Qui ne souvient pas du son qui accompagne les foulées de jogging cybernétique de L’Homme qui valait trois milliards ? L’avantage de cette séquence sonore, c’est qu’il suffit d’une petite seconde d’écoute à l’auditeur moyen né avant les années 80 pour qu’il évoque instantanément un effort sportif dopé à la technologie.

C’est un son familier. Un son qui parle à l’inconscient. Quel rapport alors avec le puzzle-game produit par le studio de Tetsuya Mizuguchi, le créateur de Rez (puzzle them up) ? La synesthésie, évidemment. Soit l’art de faire correspondre les sens dans un mouvement unique. En cela Meteos dispose certainement d’une des meilleures bandes son jamais crée pour un puzzle-game. Car pour accompagner son principe simple et efficace (créer des amalgames de trois blocs de la même couleur, horizontaux ou verticaux, pour les renvoyer vers le ciel), Mizuguchi et Sakurai ont habillé chaque mouvement d’une séquence sonore particulière. Qui donne à Meteos dans ses situations les plus critiques des airs de duel musical entre la machine et le joueur. Quand la machine gagne, la mélodie devient frénétique, obsédante… Et chaque tentative du joueur pour renverser la situation sonne comme des arpèges désespérés appelant au répit. Quand le joueur nettoie soudain l’écran de la menace de ces encombrants météores, au grand fracas victorieux succède une mélodie repartant mezzo piano, apaisée. Un principe original et trépidant et une bande son impeccable.

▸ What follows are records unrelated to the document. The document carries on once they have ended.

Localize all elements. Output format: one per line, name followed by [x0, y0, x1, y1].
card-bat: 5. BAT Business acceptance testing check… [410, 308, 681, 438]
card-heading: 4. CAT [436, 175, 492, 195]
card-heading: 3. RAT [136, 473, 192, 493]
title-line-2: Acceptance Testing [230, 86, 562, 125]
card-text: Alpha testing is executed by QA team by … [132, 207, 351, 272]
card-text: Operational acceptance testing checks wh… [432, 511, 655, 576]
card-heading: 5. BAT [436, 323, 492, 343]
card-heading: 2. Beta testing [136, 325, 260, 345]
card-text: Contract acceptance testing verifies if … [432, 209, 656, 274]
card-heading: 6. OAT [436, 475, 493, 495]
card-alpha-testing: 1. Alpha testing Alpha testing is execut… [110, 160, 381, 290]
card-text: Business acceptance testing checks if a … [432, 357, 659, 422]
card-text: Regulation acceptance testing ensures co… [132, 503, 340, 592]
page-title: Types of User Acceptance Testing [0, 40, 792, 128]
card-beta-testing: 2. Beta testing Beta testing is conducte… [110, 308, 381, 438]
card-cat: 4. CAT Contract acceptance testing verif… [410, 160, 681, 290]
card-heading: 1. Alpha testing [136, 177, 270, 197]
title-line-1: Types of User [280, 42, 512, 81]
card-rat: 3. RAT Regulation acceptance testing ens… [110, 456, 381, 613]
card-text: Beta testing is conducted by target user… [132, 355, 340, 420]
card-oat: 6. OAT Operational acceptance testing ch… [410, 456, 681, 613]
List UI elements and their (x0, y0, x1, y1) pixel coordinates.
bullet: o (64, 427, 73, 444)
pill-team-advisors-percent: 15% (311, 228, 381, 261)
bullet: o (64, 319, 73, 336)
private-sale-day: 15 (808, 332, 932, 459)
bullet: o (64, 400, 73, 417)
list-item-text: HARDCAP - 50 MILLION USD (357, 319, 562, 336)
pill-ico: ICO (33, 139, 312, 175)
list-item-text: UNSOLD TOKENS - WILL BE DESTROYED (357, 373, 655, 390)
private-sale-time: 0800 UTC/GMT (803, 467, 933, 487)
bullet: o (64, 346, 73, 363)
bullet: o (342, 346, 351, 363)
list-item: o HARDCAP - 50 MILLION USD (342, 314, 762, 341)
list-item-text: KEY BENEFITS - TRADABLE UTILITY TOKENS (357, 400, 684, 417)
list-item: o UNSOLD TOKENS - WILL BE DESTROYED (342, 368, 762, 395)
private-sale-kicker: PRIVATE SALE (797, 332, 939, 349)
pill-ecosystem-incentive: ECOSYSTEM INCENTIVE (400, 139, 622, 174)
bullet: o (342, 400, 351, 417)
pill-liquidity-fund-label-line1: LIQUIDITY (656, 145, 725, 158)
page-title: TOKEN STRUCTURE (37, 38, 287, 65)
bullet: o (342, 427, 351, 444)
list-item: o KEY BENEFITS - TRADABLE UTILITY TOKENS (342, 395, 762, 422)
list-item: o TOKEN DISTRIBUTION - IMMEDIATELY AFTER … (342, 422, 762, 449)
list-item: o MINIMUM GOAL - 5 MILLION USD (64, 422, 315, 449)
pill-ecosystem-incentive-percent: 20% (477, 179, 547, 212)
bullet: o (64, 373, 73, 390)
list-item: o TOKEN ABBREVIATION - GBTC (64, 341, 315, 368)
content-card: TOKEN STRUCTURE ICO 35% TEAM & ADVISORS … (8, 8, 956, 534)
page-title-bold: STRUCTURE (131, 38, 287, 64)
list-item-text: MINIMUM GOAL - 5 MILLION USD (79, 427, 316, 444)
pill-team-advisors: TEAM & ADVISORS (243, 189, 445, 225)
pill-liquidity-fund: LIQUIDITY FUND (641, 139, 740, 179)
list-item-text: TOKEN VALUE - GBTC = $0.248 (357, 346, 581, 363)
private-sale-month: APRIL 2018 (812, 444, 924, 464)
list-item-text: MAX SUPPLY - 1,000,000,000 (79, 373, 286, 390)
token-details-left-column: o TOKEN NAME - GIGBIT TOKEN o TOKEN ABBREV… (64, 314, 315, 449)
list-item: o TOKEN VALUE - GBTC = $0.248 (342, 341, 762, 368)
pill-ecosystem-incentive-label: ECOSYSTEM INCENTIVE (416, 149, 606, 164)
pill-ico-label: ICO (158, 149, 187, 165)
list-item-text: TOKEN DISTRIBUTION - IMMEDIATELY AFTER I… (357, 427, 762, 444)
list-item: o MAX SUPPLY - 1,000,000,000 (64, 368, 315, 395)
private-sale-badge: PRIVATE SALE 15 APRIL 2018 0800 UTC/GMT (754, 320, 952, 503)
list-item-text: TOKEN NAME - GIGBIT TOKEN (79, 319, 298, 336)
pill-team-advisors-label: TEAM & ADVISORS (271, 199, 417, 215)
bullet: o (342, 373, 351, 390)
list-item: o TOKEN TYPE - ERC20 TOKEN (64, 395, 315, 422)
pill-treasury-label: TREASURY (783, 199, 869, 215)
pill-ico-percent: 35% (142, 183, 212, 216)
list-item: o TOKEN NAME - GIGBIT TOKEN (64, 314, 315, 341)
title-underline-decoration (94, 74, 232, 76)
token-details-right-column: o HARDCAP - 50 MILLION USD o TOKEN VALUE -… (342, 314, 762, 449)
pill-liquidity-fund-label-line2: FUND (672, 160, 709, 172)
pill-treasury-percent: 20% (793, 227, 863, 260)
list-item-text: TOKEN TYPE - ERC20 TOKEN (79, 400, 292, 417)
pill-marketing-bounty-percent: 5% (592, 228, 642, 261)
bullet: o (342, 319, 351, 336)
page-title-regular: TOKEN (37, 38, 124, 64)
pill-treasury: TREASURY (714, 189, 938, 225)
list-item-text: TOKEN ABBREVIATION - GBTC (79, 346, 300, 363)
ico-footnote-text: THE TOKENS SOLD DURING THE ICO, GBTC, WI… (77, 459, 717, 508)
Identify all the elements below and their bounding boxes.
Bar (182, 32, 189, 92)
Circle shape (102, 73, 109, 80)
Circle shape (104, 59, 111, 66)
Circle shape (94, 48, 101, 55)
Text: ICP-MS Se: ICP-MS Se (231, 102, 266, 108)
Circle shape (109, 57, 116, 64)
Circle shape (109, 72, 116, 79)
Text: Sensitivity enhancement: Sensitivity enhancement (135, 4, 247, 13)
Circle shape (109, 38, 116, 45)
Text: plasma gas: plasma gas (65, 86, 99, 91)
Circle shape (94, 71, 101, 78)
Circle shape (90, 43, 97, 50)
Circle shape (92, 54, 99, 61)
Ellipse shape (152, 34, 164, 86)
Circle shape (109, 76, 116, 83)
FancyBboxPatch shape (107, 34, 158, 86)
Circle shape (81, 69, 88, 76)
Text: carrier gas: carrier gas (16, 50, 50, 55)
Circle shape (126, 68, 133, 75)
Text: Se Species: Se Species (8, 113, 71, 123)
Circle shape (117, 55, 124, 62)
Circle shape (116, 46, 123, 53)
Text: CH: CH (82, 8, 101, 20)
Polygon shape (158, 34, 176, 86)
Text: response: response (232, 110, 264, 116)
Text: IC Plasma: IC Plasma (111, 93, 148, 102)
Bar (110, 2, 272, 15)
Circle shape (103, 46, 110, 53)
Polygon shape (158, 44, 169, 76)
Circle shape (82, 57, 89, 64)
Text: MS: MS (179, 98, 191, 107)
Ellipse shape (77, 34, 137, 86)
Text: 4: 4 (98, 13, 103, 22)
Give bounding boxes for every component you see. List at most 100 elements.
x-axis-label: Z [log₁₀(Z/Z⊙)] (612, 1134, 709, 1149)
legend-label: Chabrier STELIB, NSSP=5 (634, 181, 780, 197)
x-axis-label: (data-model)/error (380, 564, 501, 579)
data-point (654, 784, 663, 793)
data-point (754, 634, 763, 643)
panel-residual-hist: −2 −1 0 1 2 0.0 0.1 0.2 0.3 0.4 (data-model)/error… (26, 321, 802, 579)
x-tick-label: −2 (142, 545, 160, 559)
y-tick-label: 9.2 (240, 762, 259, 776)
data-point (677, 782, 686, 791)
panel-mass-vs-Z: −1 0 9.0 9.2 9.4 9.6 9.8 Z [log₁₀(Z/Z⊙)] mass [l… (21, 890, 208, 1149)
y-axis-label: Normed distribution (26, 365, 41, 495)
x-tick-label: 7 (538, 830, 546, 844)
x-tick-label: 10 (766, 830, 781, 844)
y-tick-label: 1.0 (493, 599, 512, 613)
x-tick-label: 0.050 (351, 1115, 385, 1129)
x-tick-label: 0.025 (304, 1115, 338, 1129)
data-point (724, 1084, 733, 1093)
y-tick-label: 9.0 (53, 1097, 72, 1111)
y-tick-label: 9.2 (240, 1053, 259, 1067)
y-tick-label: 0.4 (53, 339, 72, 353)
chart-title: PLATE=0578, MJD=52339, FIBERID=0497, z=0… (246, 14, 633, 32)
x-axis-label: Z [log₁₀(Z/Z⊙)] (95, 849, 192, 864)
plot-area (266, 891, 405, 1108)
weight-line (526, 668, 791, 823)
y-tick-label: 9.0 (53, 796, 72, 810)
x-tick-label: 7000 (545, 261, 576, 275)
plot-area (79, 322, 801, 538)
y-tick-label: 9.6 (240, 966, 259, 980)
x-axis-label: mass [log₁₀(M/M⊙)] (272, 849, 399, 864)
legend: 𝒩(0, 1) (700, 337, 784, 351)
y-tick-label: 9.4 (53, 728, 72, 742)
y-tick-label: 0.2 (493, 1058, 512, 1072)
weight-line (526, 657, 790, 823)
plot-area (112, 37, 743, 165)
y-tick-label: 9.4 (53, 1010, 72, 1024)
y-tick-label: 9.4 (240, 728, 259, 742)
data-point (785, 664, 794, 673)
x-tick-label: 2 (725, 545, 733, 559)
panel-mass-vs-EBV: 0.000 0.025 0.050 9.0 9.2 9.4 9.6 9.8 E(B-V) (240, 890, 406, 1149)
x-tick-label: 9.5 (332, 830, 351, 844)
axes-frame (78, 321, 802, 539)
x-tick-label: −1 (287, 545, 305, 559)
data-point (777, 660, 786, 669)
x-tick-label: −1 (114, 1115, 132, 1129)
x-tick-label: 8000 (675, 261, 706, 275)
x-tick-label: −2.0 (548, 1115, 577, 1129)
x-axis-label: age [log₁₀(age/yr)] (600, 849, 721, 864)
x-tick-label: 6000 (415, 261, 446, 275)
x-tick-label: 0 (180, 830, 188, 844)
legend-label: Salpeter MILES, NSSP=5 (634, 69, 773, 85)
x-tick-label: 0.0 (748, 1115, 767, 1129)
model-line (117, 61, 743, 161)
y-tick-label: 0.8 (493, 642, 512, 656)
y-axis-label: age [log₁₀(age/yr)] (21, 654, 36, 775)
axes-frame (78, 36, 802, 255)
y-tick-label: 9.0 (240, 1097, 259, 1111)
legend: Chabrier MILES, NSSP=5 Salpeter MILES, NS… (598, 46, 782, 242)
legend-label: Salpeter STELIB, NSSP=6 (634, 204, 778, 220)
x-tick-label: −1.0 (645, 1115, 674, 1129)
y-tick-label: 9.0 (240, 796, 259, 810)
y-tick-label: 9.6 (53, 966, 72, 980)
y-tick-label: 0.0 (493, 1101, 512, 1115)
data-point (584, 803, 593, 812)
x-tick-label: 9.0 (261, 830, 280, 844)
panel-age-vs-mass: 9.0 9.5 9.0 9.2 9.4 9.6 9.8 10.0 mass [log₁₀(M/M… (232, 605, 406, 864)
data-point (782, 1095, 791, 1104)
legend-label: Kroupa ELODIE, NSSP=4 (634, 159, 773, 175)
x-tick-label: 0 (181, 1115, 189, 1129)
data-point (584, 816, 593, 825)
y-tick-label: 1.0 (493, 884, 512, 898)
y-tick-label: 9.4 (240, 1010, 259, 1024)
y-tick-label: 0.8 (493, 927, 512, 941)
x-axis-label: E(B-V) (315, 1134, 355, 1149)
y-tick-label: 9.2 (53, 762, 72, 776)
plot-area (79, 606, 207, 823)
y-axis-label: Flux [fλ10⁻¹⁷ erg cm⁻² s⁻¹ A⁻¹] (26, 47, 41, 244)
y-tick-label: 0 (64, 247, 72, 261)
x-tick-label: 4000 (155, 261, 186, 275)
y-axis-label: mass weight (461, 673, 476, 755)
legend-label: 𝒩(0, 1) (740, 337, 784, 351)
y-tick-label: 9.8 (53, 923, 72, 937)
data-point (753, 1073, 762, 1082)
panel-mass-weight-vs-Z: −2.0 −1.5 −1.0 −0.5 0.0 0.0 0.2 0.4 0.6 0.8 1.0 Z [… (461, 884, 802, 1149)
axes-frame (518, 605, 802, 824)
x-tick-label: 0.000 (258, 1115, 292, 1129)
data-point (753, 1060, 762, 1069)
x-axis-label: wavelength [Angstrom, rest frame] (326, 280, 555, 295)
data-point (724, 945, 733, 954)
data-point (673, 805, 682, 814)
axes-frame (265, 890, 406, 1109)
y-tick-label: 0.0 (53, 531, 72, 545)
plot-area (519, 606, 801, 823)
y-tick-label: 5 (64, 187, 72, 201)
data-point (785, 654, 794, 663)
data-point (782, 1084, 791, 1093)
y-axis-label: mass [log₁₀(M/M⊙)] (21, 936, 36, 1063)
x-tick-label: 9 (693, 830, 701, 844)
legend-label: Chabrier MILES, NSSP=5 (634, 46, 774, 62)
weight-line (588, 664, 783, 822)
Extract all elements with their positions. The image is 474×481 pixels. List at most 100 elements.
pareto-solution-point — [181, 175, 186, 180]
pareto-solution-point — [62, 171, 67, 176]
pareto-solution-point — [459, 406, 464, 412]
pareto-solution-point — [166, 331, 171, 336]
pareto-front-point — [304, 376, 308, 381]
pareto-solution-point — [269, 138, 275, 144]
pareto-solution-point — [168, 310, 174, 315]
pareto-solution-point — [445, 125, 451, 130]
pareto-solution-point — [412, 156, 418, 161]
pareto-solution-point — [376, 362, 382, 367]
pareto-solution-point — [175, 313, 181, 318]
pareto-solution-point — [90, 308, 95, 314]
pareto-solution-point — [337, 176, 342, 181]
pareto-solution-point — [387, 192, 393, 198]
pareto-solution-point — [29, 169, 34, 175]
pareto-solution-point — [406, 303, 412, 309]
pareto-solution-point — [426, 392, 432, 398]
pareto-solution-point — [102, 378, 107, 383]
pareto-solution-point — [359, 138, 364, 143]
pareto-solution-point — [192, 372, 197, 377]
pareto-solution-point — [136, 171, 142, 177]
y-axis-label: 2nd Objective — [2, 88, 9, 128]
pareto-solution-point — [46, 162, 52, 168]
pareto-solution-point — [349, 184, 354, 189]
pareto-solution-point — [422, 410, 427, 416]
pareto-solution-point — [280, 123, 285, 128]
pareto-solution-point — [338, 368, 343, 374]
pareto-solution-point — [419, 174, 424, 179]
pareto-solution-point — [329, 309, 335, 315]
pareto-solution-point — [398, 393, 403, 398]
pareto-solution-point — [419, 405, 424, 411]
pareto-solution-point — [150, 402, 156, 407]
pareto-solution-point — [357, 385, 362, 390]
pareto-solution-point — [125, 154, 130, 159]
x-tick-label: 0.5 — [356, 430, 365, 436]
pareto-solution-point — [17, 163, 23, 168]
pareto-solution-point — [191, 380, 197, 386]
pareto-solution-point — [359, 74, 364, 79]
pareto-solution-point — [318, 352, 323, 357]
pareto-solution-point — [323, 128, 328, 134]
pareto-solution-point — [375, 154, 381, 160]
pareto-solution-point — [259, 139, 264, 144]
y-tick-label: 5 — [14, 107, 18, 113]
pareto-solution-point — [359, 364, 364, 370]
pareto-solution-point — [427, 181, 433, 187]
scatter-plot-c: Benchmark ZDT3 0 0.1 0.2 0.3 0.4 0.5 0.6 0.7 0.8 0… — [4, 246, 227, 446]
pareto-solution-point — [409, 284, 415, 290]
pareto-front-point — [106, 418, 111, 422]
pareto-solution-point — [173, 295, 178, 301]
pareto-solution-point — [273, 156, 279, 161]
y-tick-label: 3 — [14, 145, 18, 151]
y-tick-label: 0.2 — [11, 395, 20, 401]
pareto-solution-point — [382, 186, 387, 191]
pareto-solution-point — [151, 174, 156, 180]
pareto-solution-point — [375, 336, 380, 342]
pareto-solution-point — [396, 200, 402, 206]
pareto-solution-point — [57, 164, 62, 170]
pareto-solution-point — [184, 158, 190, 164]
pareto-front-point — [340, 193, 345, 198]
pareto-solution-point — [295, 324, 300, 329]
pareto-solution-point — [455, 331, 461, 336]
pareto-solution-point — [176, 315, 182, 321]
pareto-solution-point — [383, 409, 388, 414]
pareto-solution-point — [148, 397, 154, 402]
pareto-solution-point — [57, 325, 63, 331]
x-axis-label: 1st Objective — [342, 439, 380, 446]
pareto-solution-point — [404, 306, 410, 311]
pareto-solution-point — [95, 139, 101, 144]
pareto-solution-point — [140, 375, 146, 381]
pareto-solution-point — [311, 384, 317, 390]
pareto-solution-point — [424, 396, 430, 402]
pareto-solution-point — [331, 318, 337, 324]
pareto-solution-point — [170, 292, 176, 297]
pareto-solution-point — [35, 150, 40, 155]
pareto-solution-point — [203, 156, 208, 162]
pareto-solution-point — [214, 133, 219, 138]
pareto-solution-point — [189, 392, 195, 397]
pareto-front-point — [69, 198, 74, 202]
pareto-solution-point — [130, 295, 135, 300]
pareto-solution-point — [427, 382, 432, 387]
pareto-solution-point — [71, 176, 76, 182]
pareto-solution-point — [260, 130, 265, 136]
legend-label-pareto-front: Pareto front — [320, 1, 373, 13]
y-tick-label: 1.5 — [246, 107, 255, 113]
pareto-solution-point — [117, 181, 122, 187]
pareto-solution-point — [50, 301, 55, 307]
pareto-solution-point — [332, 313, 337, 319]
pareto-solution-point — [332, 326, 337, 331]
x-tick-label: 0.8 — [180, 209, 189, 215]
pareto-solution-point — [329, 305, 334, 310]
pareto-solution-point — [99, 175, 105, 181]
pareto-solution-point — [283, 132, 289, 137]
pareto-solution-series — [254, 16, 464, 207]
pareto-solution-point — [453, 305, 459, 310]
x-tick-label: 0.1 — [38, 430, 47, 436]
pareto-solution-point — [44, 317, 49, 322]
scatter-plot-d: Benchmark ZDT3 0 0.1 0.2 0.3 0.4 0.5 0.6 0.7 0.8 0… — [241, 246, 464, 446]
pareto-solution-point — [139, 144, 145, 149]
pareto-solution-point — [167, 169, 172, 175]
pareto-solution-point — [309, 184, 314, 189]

Langage des signes et des sons. Meteos aurait déjà remplit son contrat. Mais Sakurai pousse l’amour du grand tout encore plus loin. Car Meteos a un scénario et une écologie. Une galaxie menacée par une planète clone de l’oeil du Sauron jacksonien. Et la possibilité, en fusionnant les blocs élémentaires envoyés en orbite d’un coup gracieux de stylet, de fusionner de nouvelles planètes façon La Cuisine des mousquetaires. C’est bien simple, une telle diversité d’objet, de musiques et de niveaux à débloquer ne trouve de concurrence que dans les jeux d’aventure, de plates-formes ou dans les RPGs les plus atteints de collectionnites. Une façon astucieuse d’anoblir un genre aujourd’hui sur-représenté et accessible gratuitement sur le Net. Un souci du détail qui fait de Meteos une expérience complète avant même d’avoir donné le premier coup de stylet. En un sens, on peut voir dans la rigueur et l’exhaustivité du puzzle-game de Sakurai comme une tentative d’épuiser toutes les possibilités autour d’un geste pourtant simple. Meteos est un de ces jeux dont une éventuelle suite ne pourrait que décevoir si elle se contentait d’accumuler syndicalement de nouvelles options, et s’éloignait de son originelle pureté. En mixant esthétique rétro-futuriste, les travaux de Pavlov et Skinner (le conditionnement par le son) et un gameplay hommage à la Nasa, Sakurai réalise le fantasme d’un puzzle-game total, réconciliant la frénésie de l’arcade à l’inquiétude stratégique. Le jouissance du cancre à la fierté du premier de la classe.